The Cambridge Inter-Collegiate Christian Union (CICCU) was founded in 1877 and split from the wider body, the Student Christian Movement, in 1910. Although CICCU's prospects were bleak, it survived the interwar period and in the late 1930s began to grow. After 1945 CICCU developed into a highly effective force within Cambridge University. It sustained its membership in the 1960s, when many other student Christian groups were in decline. CICCU's growth was the product of a matrix of factors, including attachment to evangelical doctrine and adaptation to cultural change. Its survival and growth has significantly influenced Christianity in Britain and beyond.
1 The CICCU papers are the main source for this article, previously housed at Tyndale House, Cambridge, and now in Cambridge University Library. Student Christianity is full of abbreviations, some of which have gravitated into the footnotes of this article. ‘Exec.’ refers to the minutes of the executive committee of either CICCU or CWICCU; ‘gen. comm.’ refers to the minutes of the general committee, composed primarily of the executive and the college representatives or ‘reps’; ‘mission comm.’ refers to the minutes of the mission committee charged with planning CICCU's triennial missions.

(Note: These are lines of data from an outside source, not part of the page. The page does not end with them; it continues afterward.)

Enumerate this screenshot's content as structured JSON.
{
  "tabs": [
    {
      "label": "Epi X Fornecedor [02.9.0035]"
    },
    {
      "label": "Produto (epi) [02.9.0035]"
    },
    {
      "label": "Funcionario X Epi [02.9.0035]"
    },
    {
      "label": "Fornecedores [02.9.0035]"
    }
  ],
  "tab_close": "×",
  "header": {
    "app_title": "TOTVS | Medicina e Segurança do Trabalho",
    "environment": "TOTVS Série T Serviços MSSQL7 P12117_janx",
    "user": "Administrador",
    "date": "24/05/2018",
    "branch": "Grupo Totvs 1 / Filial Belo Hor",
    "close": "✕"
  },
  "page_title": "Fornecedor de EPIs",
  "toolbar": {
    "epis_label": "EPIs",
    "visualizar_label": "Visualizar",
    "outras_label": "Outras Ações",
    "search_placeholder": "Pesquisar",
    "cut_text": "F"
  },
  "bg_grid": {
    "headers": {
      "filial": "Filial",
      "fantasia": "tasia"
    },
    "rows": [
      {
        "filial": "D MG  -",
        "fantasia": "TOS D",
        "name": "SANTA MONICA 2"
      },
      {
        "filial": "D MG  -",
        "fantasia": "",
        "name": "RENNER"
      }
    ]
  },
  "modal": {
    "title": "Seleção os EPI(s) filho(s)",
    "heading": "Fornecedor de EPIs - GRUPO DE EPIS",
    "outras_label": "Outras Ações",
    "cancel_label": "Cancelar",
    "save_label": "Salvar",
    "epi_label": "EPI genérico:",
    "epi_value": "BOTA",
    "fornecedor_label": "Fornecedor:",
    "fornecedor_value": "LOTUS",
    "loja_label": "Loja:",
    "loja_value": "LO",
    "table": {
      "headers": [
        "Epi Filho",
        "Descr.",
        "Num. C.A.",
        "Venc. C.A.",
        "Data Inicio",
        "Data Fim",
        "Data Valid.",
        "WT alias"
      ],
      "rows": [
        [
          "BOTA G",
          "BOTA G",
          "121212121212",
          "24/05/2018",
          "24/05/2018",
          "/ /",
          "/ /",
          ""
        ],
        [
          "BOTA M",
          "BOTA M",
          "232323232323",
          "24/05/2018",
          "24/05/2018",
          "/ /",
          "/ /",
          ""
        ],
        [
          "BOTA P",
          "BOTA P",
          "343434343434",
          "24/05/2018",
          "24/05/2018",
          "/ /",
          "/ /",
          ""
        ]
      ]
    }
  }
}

2 CICCU = Cambridge Inter-Collegiate Christian Union; CSCC = Cambridge Student Christian Council; CSSM = Children's Special Service Mission; CU = Christian Union; CUL; Cambridge University Library; CWICCU = Cambridge Women's InterCollegiate Christian Union; IVF = Inter Varsity Fellowship; SCM = Student Christian Movement
3 I wish to express my thanks to Jon White, the CICCU executive, Tyndale House, Bob Horn, David Bebbington, Martin Wellings, John Wolffe, Oliver Barclay and Mike Griffiths for their help during the research for this article. I am grateful to the church history seminars at the Divinity Faculty, Cambridge, and at the Institute for Historical Research, London, for allowing me to test out my ideas on them.